According to DOJ, Hernandez and others allegedly took advantage of Medicare's relaxed telemedicine rules during the COVID-19 pandemic by securing doctor's orders for medically unnecessary genetic testing and durable medical equipment in exchange for telehealth consultation fees and the opportunity to bill Medicare for visits not performed as presented. The scheme allegedly resulted in the submission of approximately $134 million dollars in false Medicare claims.
- Linda Tufui Toli was charged in the District of Utah with wire fraud for giving counterfeit negative COVID-19 test results to travelers flying to Hawaii, Israel, and other locations requiring negative results to fly. Toli allegedly intercepted traveler calls, canceled their pre-arranged COVID-19 tests, and arranged for travelers to purchase fraudulent test results directly from her.
In addition to these criminal prosecutions, CMS announced that it has taken an additional 28 administrative actions against providers based on allegations of fraud, waste, and abuse related to treatment for COVID-19 and other schemes that took advantage of the public health emergency.
LA City Attorney Secures $26 Mil COVID-19 Fraud Settlement
Separately, on April 21, 2022, the Los Angeles City Attorney announced a $26 million settlement with Sameday Technologies, d/b/a Sameday Health, a Venice, Calif., based COVID-testing chain that operates 55 testing locations across the nation, with 16 in Los Angeles County and five in the city of Los Angeles. The settlement includes $12.4 million in restitution and nearly $14 million in civil penalties to be paid by Sameday Health, its CEO Felix Huettenbach, and Dr. Jeff Toll for providing allegedly falsified COVID-19 test results to consumers.
Sameday allegedly required patients who paid with insurance benefits to complete unnecessary consultations with Dr. Toll that were later billed at $450 per telehealth visit and for which Dr. Toll paid kickbacks to Sameday.
Clinical Labs Advised to Stay Up-to-Date on Still Fluctuating COVID-19 Compliance Obligations
DOJ's recent national takedown and the Los Angeles action signal that COVID-19 lab testing fraud enforcement has become a top priority for federal, state, and local law enforcement agencies. DOJ and other governmental law enforcement agencies will undoubtedly continue to investigate allegations of fraud related to COVID-19 testing and other healthcare services related to the COVID-19 public health emergency and further cases will likely be announced in the future.

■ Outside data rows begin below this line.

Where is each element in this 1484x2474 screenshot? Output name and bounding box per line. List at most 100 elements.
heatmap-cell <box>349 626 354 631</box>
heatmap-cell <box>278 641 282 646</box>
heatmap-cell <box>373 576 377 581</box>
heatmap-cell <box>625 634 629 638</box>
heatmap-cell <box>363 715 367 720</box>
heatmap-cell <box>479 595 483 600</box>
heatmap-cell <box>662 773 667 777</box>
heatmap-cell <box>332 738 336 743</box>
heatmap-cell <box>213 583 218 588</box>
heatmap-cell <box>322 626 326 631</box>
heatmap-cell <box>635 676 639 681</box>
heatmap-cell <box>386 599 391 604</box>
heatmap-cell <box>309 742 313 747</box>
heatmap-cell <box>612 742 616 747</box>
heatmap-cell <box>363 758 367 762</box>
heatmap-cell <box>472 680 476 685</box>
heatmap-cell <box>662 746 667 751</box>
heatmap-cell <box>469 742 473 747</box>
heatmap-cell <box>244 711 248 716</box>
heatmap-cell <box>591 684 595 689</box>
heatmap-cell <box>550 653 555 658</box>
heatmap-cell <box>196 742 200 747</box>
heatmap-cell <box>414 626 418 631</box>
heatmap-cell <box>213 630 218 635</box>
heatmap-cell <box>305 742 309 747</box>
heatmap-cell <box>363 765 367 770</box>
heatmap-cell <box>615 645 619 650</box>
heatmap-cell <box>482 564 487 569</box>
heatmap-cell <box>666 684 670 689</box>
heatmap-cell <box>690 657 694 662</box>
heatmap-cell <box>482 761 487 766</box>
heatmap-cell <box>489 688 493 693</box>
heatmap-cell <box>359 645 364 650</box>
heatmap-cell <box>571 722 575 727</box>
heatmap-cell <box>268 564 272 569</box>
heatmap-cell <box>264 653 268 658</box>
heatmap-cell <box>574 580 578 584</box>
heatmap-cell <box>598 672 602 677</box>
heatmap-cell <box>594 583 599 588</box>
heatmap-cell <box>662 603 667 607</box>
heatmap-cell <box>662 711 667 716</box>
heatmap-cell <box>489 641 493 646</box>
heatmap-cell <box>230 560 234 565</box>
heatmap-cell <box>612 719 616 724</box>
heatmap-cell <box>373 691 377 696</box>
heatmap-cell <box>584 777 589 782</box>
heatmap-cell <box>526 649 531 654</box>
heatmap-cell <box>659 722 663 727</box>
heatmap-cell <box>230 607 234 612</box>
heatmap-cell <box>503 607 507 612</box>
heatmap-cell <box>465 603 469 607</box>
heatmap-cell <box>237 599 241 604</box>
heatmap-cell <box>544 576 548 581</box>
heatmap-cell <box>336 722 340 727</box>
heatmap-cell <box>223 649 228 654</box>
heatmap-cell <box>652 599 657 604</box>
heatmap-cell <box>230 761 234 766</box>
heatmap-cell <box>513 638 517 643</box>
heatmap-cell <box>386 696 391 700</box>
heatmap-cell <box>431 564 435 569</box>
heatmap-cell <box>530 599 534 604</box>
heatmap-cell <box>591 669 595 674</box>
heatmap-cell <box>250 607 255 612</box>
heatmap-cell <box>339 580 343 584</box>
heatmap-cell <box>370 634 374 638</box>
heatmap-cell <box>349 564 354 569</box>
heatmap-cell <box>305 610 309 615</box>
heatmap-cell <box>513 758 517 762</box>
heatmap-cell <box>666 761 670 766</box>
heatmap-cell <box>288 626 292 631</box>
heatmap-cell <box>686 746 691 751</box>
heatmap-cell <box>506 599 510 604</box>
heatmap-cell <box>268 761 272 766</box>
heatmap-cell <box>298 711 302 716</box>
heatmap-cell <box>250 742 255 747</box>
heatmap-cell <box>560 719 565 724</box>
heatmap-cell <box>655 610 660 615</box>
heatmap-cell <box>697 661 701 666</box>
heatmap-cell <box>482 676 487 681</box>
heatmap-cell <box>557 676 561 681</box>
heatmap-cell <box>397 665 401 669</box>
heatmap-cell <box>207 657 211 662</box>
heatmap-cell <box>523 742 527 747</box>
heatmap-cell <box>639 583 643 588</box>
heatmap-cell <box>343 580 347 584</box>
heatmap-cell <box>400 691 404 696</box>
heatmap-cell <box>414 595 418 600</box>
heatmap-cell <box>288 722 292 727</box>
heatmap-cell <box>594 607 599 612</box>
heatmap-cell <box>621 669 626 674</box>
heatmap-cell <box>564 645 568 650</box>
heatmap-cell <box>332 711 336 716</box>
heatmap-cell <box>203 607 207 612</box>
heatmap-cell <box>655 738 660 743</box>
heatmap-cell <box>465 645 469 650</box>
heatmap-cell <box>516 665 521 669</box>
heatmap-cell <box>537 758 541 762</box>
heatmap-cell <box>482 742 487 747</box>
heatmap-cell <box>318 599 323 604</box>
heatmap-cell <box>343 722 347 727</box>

Given the amount of attention that law enforcement agencies are dedicating to COVID-related issues, clinical laboratories and other healthcare companies should take steps to ensure they are complying with all federal and state regulations. Regulations and guidance related to laboratory testing and other sectors of the healthcare industry have been in flux during the pandemic, making it even more imperative than ever to pay close attention to the relevant industry changes and seek legal advice where appropriate.